My current plan is to rebuild the 472 as a 572 by using an all-Campy build kit, replacing the Stronglight BB and headset. In the meantime, I've swapped the fork onto the CdF to test it out with the current (almost) full build kit: TA crankset/BB, Campy shifters/derailleurs, Universal brakeset.
The photos show about 90% of the collective build bits I have for both projects. There are a few items missing: The Regina SC chain, the Caimi and Regina 5-speed freewheels (there's a Dura Ace on the way), another TA water bottle. I'm planning on building a tubular wheelset for the CdF that will cannibalize the oddball rear hub off the mounted wheelset: A Campagnolo "mid-flange", which may come from the Sportsman gruppo (not documented in any Campy catalog I've found). Although the hubs have round holes like the 50s Gran Sport or the 70s Nuovo Tipo (and like a lot of French hubs), the bearing covers and the flanges are flatter and plainer-looking than either. Essentially, a wheelset built on these hubs will be French-looking like a Normandy or an Exceltoo, while keeping with the Italian-parts-on-French-frameset theme. The wheels (once I've paid for the kitchen for the matching front hub) will be built on the Swiss Duralca Caironi rimset that you see here, with the wrapped and soldered spokes.
The fork search continues. The blue fork in the middle is a loaner I got from Velosport, to see if a local framebuilder can make the steerer tube 15-20mm longer. It's definitely not long enough now. I'm planning on getting the CdF built up so I can roll it into framebuilders like Ed Litton and Bernie Mikkelsen, who may still have some French forks lying around. And Avenue Cyclery in SF was a Follis dealer 40 years ago; maybe they still have something, and might be willing to actually look for it if they see where it's going to go.
Once I've found the right fork, this will be separated into independent listings for each bike - as they deserve. Then the refinish experiments for the CdF won't confuse the issues for the 472.
I'm looking for big fatty road tubulars - Clement Paris-Roubaix, maybe, to honor M. Forestier, who's still alive at 80.

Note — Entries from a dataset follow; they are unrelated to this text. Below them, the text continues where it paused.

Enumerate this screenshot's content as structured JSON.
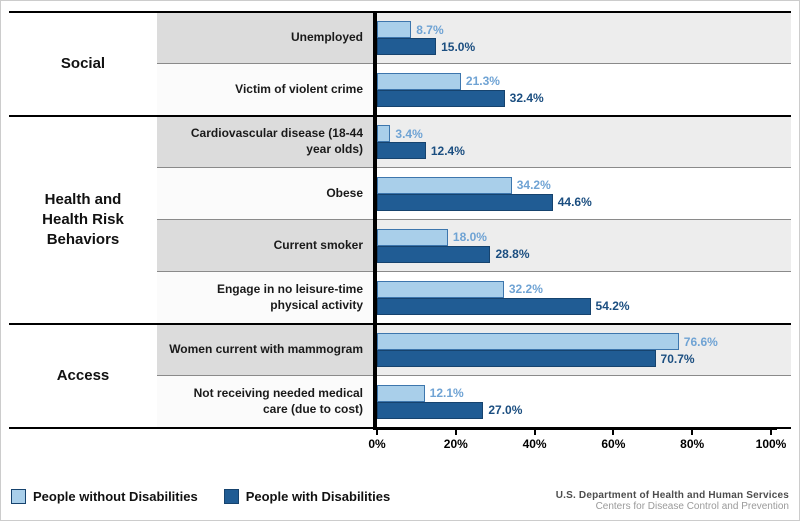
{
  "chart_data": {
    "type": "bar",
    "orientation": "horizontal",
    "title": "",
    "xlabel": "",
    "ylabel": "",
    "x_axis": {
      "min": 0,
      "max": 100,
      "ticks": [
        "0%",
        "20%",
        "40%",
        "60%",
        "80%",
        "100%"
      ],
      "grid": false
    },
    "legend": [
      {
        "label": "People without Disabilities",
        "color": "#a9cfea",
        "border": "#16436e"
      },
      {
        "label": "People with Disabilities",
        "color": "#205c94",
        "border": "#16436e"
      }
    ],
    "legend_position": "bottom-left",
    "groups": [
      {
        "label": "Social",
        "span": 2
      },
      {
        "label": "Health and Health Risk Behaviors",
        "span": 4
      },
      {
        "label": "Access",
        "span": 2
      }
    ],
    "rows": [
      {
        "group": "Social",
        "label": "Unemployed",
        "without": 8.7,
        "with": 15.0,
        "without_label": "8.7%",
        "with_label": "15.0%",
        "shaded": true
      },
      {
        "group": "Social",
        "label": "Victim of violent crime",
        "without": 21.3,
        "with": 32.4,
        "without_label": "21.3%",
        "with_label": "32.4%",
        "shaded": false
      },
      {
        "group": "Health and Health Risk Behaviors",
        "label": "Cardiovascular disease (18-44 year olds)",
        "without": 3.4,
        "with": 12.4,
        "without_label": "3.4%",
        "with_label": "12.4%",
        "shaded": true
      },
      {
        "group": "Health and Health Risk Behaviors",
        "label": "Obese",
        "without": 34.2,
        "with": 44.6,
        "without_label": "34.2%",
        "with_label": "44.6%",
        "shaded": false
      },
      {
        "group": "Health and Health Risk Behaviors",
        "label": "Current smoker",
        "without": 18.0,
        "with": 28.8,
        "without_label": "18.0%",
        "with_label": "28.8%",
        "shaded": true
      },
      {
        "group": "Health and Health Risk Behaviors",
        "label": "Engage in no leisure-time physical activity",
        "without": 32.2,
        "with": 54.2,
        "without_label": "32.2%",
        "with_label": "54.2%",
        "shaded": false
      },
      {
        "group": "Access",
        "label": "Women current with mammogram",
        "without": 76.6,
        "with": 70.7,
        "without_label": "76.6%",
        "with_label": "70.7%",
        "shaded": true
      },
      {
        "group": "Access",
        "label": "Not receiving needed medical care (due to cost)",
        "without": 12.1,
        "with": 27.0,
        "without_label": "12.1%",
        "with_label": "27.0%",
        "shaded": false
      }
    ]
  },
  "footer": {
    "line1": "U.S. Department of Health and Human Services",
    "line2": "Centers for Disease Control and Prevention"
  }
}
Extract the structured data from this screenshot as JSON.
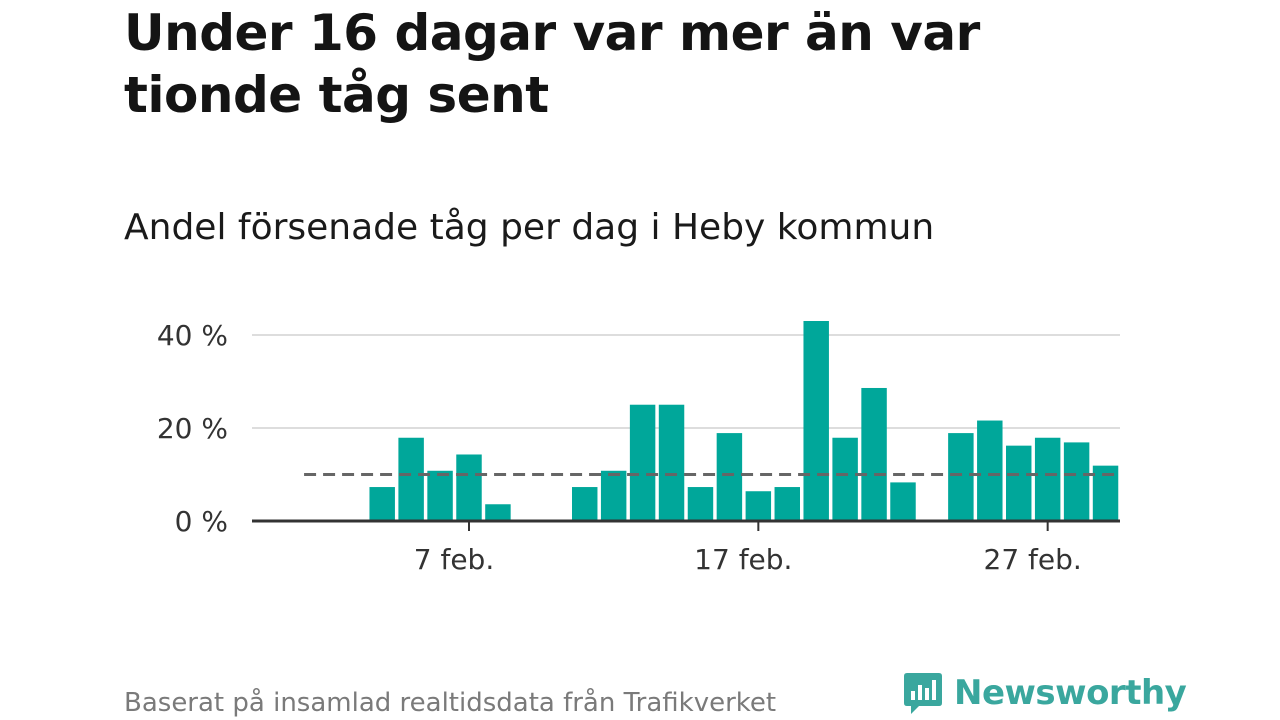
{
  "header": {
    "title": "Under 16 dagar var mer än var tionde tåg sent",
    "subtitle": "Andel försenade tåg per dag i Heby kommun"
  },
  "footer": {
    "source": "Baserat på insamlad realtidsdata från Trafikverket",
    "brand": "Newsworthy",
    "brand_color": "#3aa79e"
  },
  "chart_data": {
    "type": "bar",
    "title": "Andel försenade tåg per dag i Heby kommun",
    "xlabel": "",
    "ylabel": "",
    "x_axis_type": "date",
    "x_ticks": [
      {
        "day": 7,
        "label": "7 feb."
      },
      {
        "day": 17,
        "label": "17 feb."
      },
      {
        "day": 27,
        "label": "27 feb."
      }
    ],
    "y_ticks": [
      {
        "value": 0,
        "label": "0 %"
      },
      {
        "value": 20,
        "label": "20 %"
      },
      {
        "value": 40,
        "label": "40 %"
      }
    ],
    "ylim": [
      0,
      43
    ],
    "xlim_days": [
      -0.5,
      29.5
    ],
    "grid": true,
    "bar_color": "#00a79a",
    "reference_line": {
      "value": 10,
      "style": "dashed",
      "color": "#666666"
    },
    "unit": "%",
    "series": [
      {
        "days": [
          4,
          5,
          6,
          7,
          8,
          11,
          12,
          13,
          14,
          15,
          16,
          17,
          18,
          19,
          20,
          21,
          22,
          24,
          25,
          26,
          27,
          28,
          29
        ],
        "values": [
          7.3,
          17.9,
          10.8,
          14.3,
          3.6,
          7.3,
          10.8,
          25.0,
          25.0,
          7.3,
          18.9,
          6.4,
          7.3,
          43.0,
          17.9,
          28.6,
          8.3,
          18.9,
          21.6,
          16.2,
          17.9,
          16.9,
          11.9
        ]
      }
    ]
  }
}
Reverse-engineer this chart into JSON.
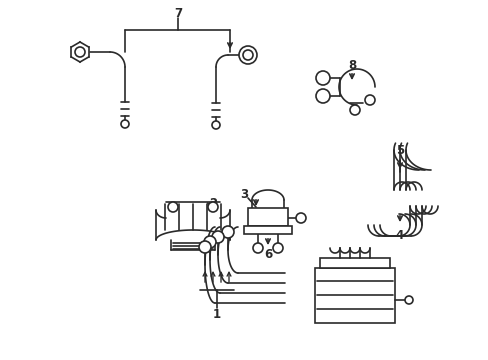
{
  "background_color": "#ffffff",
  "line_color": "#2a2a2a",
  "line_width": 1.2,
  "label_fontsize": 8.5,
  "fig_w": 4.89,
  "fig_h": 3.6,
  "dpi": 100
}
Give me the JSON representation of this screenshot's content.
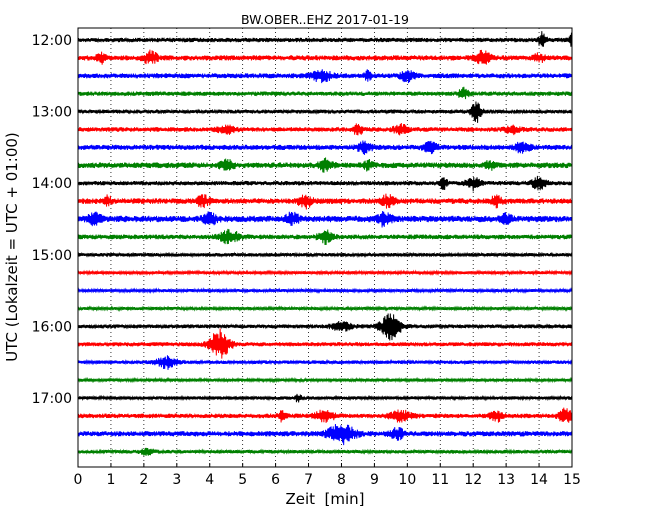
{
  "chart_data": {
    "type": "line",
    "title": "BW.OBER..EHZ 2017-01-19",
    "xlabel": "Zeit  [min]",
    "ylabel": "UTC (Lokalzeit = UTC + 01:00)",
    "xlim": [
      0,
      15
    ],
    "x_ticks": [
      "0",
      "1",
      "2",
      "3",
      "4",
      "5",
      "6",
      "7",
      "8",
      "9",
      "10",
      "11",
      "12",
      "13",
      "14",
      "15"
    ],
    "y_ticks": [
      "12:00",
      "13:00",
      "14:00",
      "15:00",
      "16:00",
      "17:00"
    ],
    "grid": "vertical dotted",
    "colors": [
      "#000000",
      "#ff0000",
      "#0000ff",
      "#008000"
    ],
    "traces": [
      {
        "start": "12:00",
        "color": "#000000",
        "noise": 2.2,
        "events": [
          [
            14.1,
            7,
            0.12
          ],
          [
            15.0,
            7,
            0.1
          ]
        ]
      },
      {
        "start": "12:15",
        "color": "#ff0000",
        "noise": 2.6,
        "events": [
          [
            0.7,
            5,
            0.15
          ],
          [
            2.2,
            6,
            0.2
          ],
          [
            12.3,
            6,
            0.25
          ],
          [
            14.0,
            4,
            0.15
          ]
        ]
      },
      {
        "start": "12:30",
        "color": "#0000ff",
        "noise": 2.5,
        "events": [
          [
            7.4,
            5,
            0.3
          ],
          [
            8.8,
            5,
            0.1
          ],
          [
            10.0,
            5,
            0.2
          ]
        ]
      },
      {
        "start": "12:45",
        "color": "#008000",
        "noise": 2.2,
        "events": [
          [
            11.7,
            5,
            0.15
          ]
        ]
      },
      {
        "start": "13:00",
        "color": "#000000",
        "noise": 2.0,
        "events": [
          [
            12.1,
            10,
            0.15
          ]
        ]
      },
      {
        "start": "13:15",
        "color": "#ff0000",
        "noise": 2.3,
        "events": [
          [
            4.5,
            4,
            0.25
          ],
          [
            8.5,
            6,
            0.12
          ],
          [
            9.8,
            5,
            0.2
          ],
          [
            13.2,
            4,
            0.2
          ]
        ]
      },
      {
        "start": "13:30",
        "color": "#0000ff",
        "noise": 2.6,
        "events": [
          [
            8.7,
            5,
            0.2
          ],
          [
            10.7,
            5,
            0.2
          ],
          [
            13.5,
            5,
            0.2
          ]
        ]
      },
      {
        "start": "13:45",
        "color": "#008000",
        "noise": 2.8,
        "events": [
          [
            4.5,
            5,
            0.2
          ],
          [
            7.5,
            5,
            0.2
          ],
          [
            8.8,
            4,
            0.15
          ],
          [
            12.5,
            4,
            0.15
          ]
        ]
      },
      {
        "start": "14:00",
        "color": "#000000",
        "noise": 2.2,
        "events": [
          [
            11.1,
            7,
            0.1
          ],
          [
            12.0,
            6,
            0.2
          ],
          [
            14.0,
            6,
            0.2
          ]
        ]
      },
      {
        "start": "14:15",
        "color": "#ff0000",
        "noise": 2.8,
        "events": [
          [
            0.9,
            5,
            0.1
          ],
          [
            3.8,
            5,
            0.2
          ],
          [
            6.9,
            6,
            0.2
          ],
          [
            9.4,
            5,
            0.2
          ],
          [
            12.7,
            5,
            0.15
          ]
        ]
      },
      {
        "start": "14:30",
        "color": "#0000ff",
        "noise": 3.2,
        "events": [
          [
            0.5,
            5,
            0.2
          ],
          [
            4.0,
            5,
            0.2
          ],
          [
            6.5,
            5,
            0.2
          ],
          [
            9.3,
            6,
            0.2
          ],
          [
            13.0,
            5,
            0.15
          ]
        ]
      },
      {
        "start": "14:45",
        "color": "#008000",
        "noise": 2.4,
        "events": [
          [
            4.6,
            6,
            0.3
          ],
          [
            7.5,
            6,
            0.2
          ]
        ]
      },
      {
        "start": "15:00",
        "color": "#000000",
        "noise": 1.8,
        "events": []
      },
      {
        "start": "15:15",
        "color": "#ff0000",
        "noise": 1.5,
        "events": []
      },
      {
        "start": "15:30",
        "color": "#0000ff",
        "noise": 1.5,
        "events": []
      },
      {
        "start": "15:45",
        "color": "#008000",
        "noise": 1.6,
        "events": []
      },
      {
        "start": "16:00",
        "color": "#000000",
        "noise": 2.0,
        "events": [
          [
            9.5,
            13,
            0.3
          ],
          [
            8.0,
            4,
            0.3
          ]
        ]
      },
      {
        "start": "16:15",
        "color": "#ff0000",
        "noise": 2.1,
        "events": [
          [
            4.3,
            14,
            0.3
          ]
        ]
      },
      {
        "start": "16:30",
        "color": "#0000ff",
        "noise": 1.8,
        "events": [
          [
            2.7,
            6,
            0.3
          ]
        ]
      },
      {
        "start": "16:45",
        "color": "#008000",
        "noise": 1.6,
        "events": []
      },
      {
        "start": "17:00",
        "color": "#000000",
        "noise": 1.7,
        "events": [
          [
            6.7,
            4,
            0.1
          ]
        ]
      },
      {
        "start": "17:15",
        "color": "#ff0000",
        "noise": 2.3,
        "events": [
          [
            6.2,
            5,
            0.1
          ],
          [
            7.5,
            5,
            0.3
          ],
          [
            9.8,
            5,
            0.3
          ],
          [
            12.7,
            5,
            0.2
          ],
          [
            14.8,
            7,
            0.2
          ]
        ]
      },
      {
        "start": "17:30",
        "color": "#0000ff",
        "noise": 2.6,
        "events": [
          [
            8.0,
            9,
            0.4
          ],
          [
            9.7,
            5,
            0.2
          ]
        ]
      },
      {
        "start": "17:45",
        "color": "#008000",
        "noise": 1.8,
        "events": [
          [
            2.1,
            3,
            0.2
          ]
        ]
      }
    ]
  }
}
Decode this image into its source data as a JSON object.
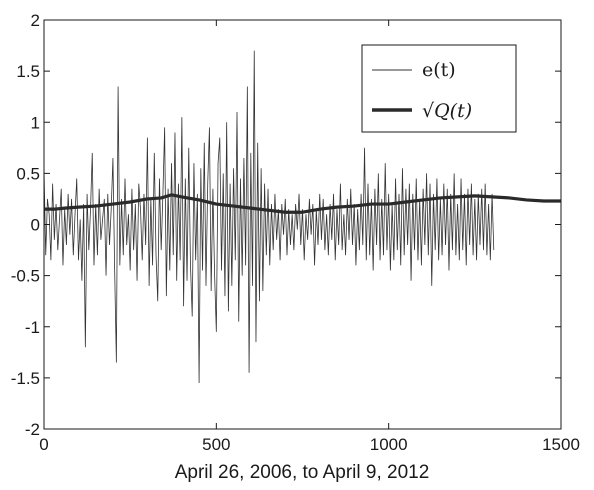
{
  "chart_data": {
    "type": "line",
    "xlabel": "April 26, 2006, to April 9, 2012",
    "ylabel": "",
    "xlim": [
      0,
      1500
    ],
    "ylim": [
      -2,
      2
    ],
    "xticks": [
      0,
      500,
      1000,
      1500
    ],
    "yticks": [
      -2,
      -1.5,
      -1,
      -0.5,
      0,
      0.5,
      1,
      1.5,
      2
    ],
    "grid": false,
    "legend_position": "top-right",
    "series": [
      {
        "name": "e(t)",
        "color": "#333333",
        "note_style": "thin",
        "x_step": 5,
        "values": [
          0.55,
          -0.3,
          0.25,
          0.1,
          -0.35,
          0.4,
          -0.15,
          0.2,
          -0.25,
          0.05,
          0.35,
          -0.4,
          0.15,
          -0.2,
          0.3,
          -0.1,
          0.25,
          -0.3,
          0.1,
          0.45,
          -0.35,
          0.05,
          -0.55,
          0.2,
          -1.2,
          0.3,
          -0.25,
          0.15,
          0.7,
          -0.4,
          0.2,
          -0.3,
          0.35,
          -0.15,
          0.05,
          0.25,
          -0.5,
          0.3,
          -0.2,
          0.15,
          0.65,
          -0.45,
          -1.35,
          1.35,
          -0.4,
          0.25,
          -0.3,
          0.45,
          -0.2,
          0.1,
          -0.45,
          0.35,
          -0.25,
          0.2,
          -0.55,
          0.4,
          0.15,
          -0.35,
          0.3,
          -0.2,
          0.85,
          -0.6,
          0.25,
          -0.4,
          0.7,
          -0.3,
          -0.75,
          0.45,
          -0.25,
          0.3,
          0.95,
          -0.7,
          0.35,
          -0.45,
          0.6,
          -0.3,
          0.9,
          -0.55,
          0.4,
          -0.35,
          1.05,
          -0.8,
          0.45,
          -0.55,
          0.75,
          -0.4,
          -0.9,
          0.6,
          -0.35,
          0.3,
          -1.55,
          0.55,
          -0.45,
          0.8,
          -0.6,
          0.4,
          0.95,
          -0.65,
          0.35,
          -0.5,
          -1.05,
          0.6,
          0.85,
          -0.45,
          0.5,
          -0.7,
          1.0,
          -0.85,
          0.4,
          -0.6,
          0.55,
          -0.35,
          1.1,
          -0.95,
          0.45,
          -0.5,
          0.65,
          -0.4,
          1.35,
          -1.45,
          0.7,
          -0.6,
          1.7,
          -1.15,
          0.8,
          -0.75,
          0.55,
          -0.65,
          0.4,
          -0.3,
          0.35,
          -0.4,
          0.2,
          -0.25,
          0.3,
          -0.15,
          0.15,
          -0.35,
          0.2,
          -0.1,
          0.25,
          -0.3,
          0.15,
          -0.2,
          0.1,
          -0.25,
          0.2,
          -0.05,
          0.3,
          -0.2,
          0.15,
          -0.35,
          0.1,
          -0.15,
          0.25,
          -0.1,
          0.2,
          -0.4,
          0.15,
          -0.2,
          0.3,
          -0.15,
          0.25,
          -0.25,
          0.1,
          -0.3,
          0.2,
          -0.15,
          0.3,
          -0.35,
          0.15,
          -0.2,
          0.4,
          -0.25,
          0.1,
          -0.3,
          0.25,
          -0.15,
          0.35,
          -0.2,
          0.2,
          -0.4,
          0.15,
          -0.25,
          0.3,
          -0.2,
          0.75,
          -0.35,
          0.4,
          -0.3,
          0.25,
          -0.45,
          0.35,
          -0.2,
          0.5,
          -0.35,
          0.25,
          -0.3,
          0.6,
          -0.25,
          0.3,
          -0.45,
          0.2,
          -0.35,
          0.45,
          -0.25,
          0.3,
          -0.4,
          0.55,
          -0.3,
          0.35,
          -0.2,
          0.4,
          -0.55,
          0.3,
          -0.25,
          0.45,
          -0.35,
          0.25,
          -0.4,
          0.35,
          -0.2,
          0.5,
          -0.3,
          0.4,
          -0.6,
          0.3,
          -0.25,
          0.45,
          -0.35,
          0.25,
          -0.3,
          0.4,
          -0.2,
          0.35,
          -0.45,
          0.3,
          -0.25,
          0.5,
          -0.3,
          0.2,
          -0.35,
          0.45,
          -0.25,
          0.3,
          -0.4,
          0.35,
          -0.2,
          0.4,
          -0.3,
          0.25,
          -0.35,
          0.3,
          -0.2,
          0.35,
          -0.25,
          0.4,
          -0.3,
          0.2,
          -0.35,
          0.3,
          -0.25
        ]
      },
      {
        "name": "√Q(t)",
        "color": "#2a2a2a",
        "note_style": "thick",
        "x": [
          0,
          30,
          60,
          100,
          150,
          200,
          250,
          300,
          340,
          370,
          400,
          450,
          500,
          550,
          600,
          650,
          700,
          750,
          800,
          850,
          900,
          950,
          1000,
          1050,
          1100,
          1150,
          1200,
          1250,
          1300,
          1350,
          1400,
          1450,
          1500
        ],
        "values": [
          0.15,
          0.15,
          0.16,
          0.17,
          0.18,
          0.2,
          0.22,
          0.25,
          0.26,
          0.29,
          0.27,
          0.24,
          0.2,
          0.18,
          0.16,
          0.14,
          0.12,
          0.12,
          0.15,
          0.17,
          0.18,
          0.2,
          0.2,
          0.22,
          0.24,
          0.26,
          0.27,
          0.28,
          0.27,
          0.26,
          0.24,
          0.23,
          0.23
        ]
      }
    ]
  }
}
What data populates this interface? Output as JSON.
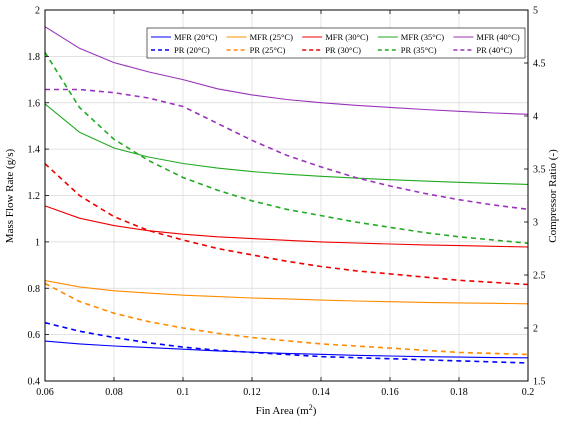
{
  "chart_data": {
    "type": "line",
    "xlabel": "Fin Area (m",
    "xlabel_sup": "2",
    "xlabel_close": ")",
    "ylabel": "Mass Flow Rate (g/s)",
    "y2label": "Compressor Ratio (-)",
    "xlim": [
      0.06,
      0.2
    ],
    "ylim": [
      0.4,
      2.0
    ],
    "y2lim": [
      1.5,
      5.0
    ],
    "grid": true,
    "legend_position": "top-right",
    "x_ticks": [
      "0.06",
      "0.08",
      "0.1",
      "0.12",
      "0.14",
      "0.16",
      "0.18",
      "0.2"
    ],
    "y_ticks": [
      "0.4",
      "0.6",
      "0.8",
      "1",
      "1.2",
      "1.4",
      "1.6",
      "1.8",
      "2"
    ],
    "y2_ticks": [
      "1.5",
      "2",
      "2.5",
      "3",
      "3.5",
      "4",
      "4.5",
      "5"
    ],
    "x": [
      0.06,
      0.07,
      0.08,
      0.09,
      0.1,
      0.11,
      0.12,
      0.13,
      0.14,
      0.15,
      0.16,
      0.17,
      0.18,
      0.19,
      0.2
    ],
    "series": [
      {
        "name": "MFR (20°C)",
        "axis": "left",
        "style": "solid",
        "color": "#0000ff",
        "values": [
          0.572,
          0.56,
          0.551,
          0.544,
          0.537,
          0.53,
          0.524,
          0.519,
          0.515,
          0.511,
          0.508,
          0.505,
          0.503,
          0.501,
          0.5
        ]
      },
      {
        "name": "MFR (25°C)",
        "axis": "left",
        "style": "solid",
        "color": "#ff8c00",
        "values": [
          0.833,
          0.806,
          0.789,
          0.779,
          0.77,
          0.764,
          0.758,
          0.754,
          0.749,
          0.745,
          0.742,
          0.739,
          0.737,
          0.735,
          0.733
        ]
      },
      {
        "name": "MFR (30°C)",
        "axis": "left",
        "style": "solid",
        "color": "#ee0000",
        "values": [
          1.155,
          1.102,
          1.07,
          1.048,
          1.033,
          1.022,
          1.014,
          1.007,
          1.0,
          0.995,
          0.991,
          0.987,
          0.984,
          0.981,
          0.978
        ]
      },
      {
        "name": "MFR (35°C)",
        "axis": "left",
        "style": "solid",
        "color": "#22aa22",
        "values": [
          1.595,
          1.473,
          1.405,
          1.366,
          1.338,
          1.318,
          1.303,
          1.292,
          1.283,
          1.275,
          1.268,
          1.262,
          1.257,
          1.252,
          1.248
        ]
      },
      {
        "name": "MFR (40°C)",
        "axis": "left",
        "style": "solid",
        "color": "#9933bb",
        "values": [
          1.928,
          1.835,
          1.773,
          1.733,
          1.7,
          1.66,
          1.634,
          1.614,
          1.6,
          1.589,
          1.58,
          1.571,
          1.563,
          1.556,
          1.55
        ]
      },
      {
        "name": "PR (20°C)",
        "axis": "right",
        "style": "dashed",
        "color": "#0000ff",
        "values": [
          2.05,
          1.97,
          1.91,
          1.86,
          1.82,
          1.79,
          1.77,
          1.75,
          1.73,
          1.72,
          1.71,
          1.7,
          1.69,
          1.68,
          1.67
        ]
      },
      {
        "name": "PR (25°C)",
        "axis": "right",
        "style": "dashed",
        "color": "#ff8c00",
        "values": [
          2.42,
          2.25,
          2.14,
          2.06,
          2.0,
          1.95,
          1.91,
          1.88,
          1.85,
          1.83,
          1.81,
          1.79,
          1.77,
          1.76,
          1.75
        ]
      },
      {
        "name": "PR (30°C)",
        "axis": "right",
        "style": "dashed",
        "color": "#ee0000",
        "values": [
          3.55,
          3.25,
          3.05,
          2.92,
          2.83,
          2.75,
          2.69,
          2.63,
          2.58,
          2.54,
          2.51,
          2.48,
          2.45,
          2.43,
          2.41
        ]
      },
      {
        "name": "PR (35°C)",
        "axis": "right",
        "style": "dashed",
        "color": "#22aa22",
        "values": [
          4.6,
          4.08,
          3.78,
          3.58,
          3.42,
          3.3,
          3.2,
          3.12,
          3.06,
          3.0,
          2.95,
          2.9,
          2.86,
          2.83,
          2.8
        ]
      },
      {
        "name": "PR (40°C)",
        "axis": "right",
        "style": "dashed",
        "color": "#9933bb",
        "values": [
          4.25,
          4.25,
          4.22,
          4.17,
          4.09,
          3.93,
          3.77,
          3.63,
          3.52,
          3.42,
          3.34,
          3.27,
          3.21,
          3.16,
          3.12
        ]
      }
    ]
  }
}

EDIT 10/12/2013: I located the correct-ish fork a while back, but it still needs some surgery. The fork is a Follis (531, Nervex Pro crown, team gray/green blades, chrome crown/socks, Simplex-like forged 1-eyelet dropouts). It appears to be from the same early '70s era as the 472, just with cleaner paint and a longer steerer. The steerer's actually too long: 180mm where I need about 155. In fact, the flattened spot on the steerer threading that's typically used on French-threaded steerers to hold the headset lockwasher in place doesn't go far enough down to snug up the headset, although the threading itself goes all the way into the head tube. That's where the surgery comes in; I'm planning on taking it out to Ed Litton in Richmond to file the washer flat down further and then chase the threads. I'll run it with extra washers for awhile until I figure out how far down to cut the steerer.
I built the 472/572 up to ride on Bastille Day - July 14. 2013. It's been my primary bike since then, due to unexpected injuries to other bikes. I'll be breaking out a separate listing for it shortly.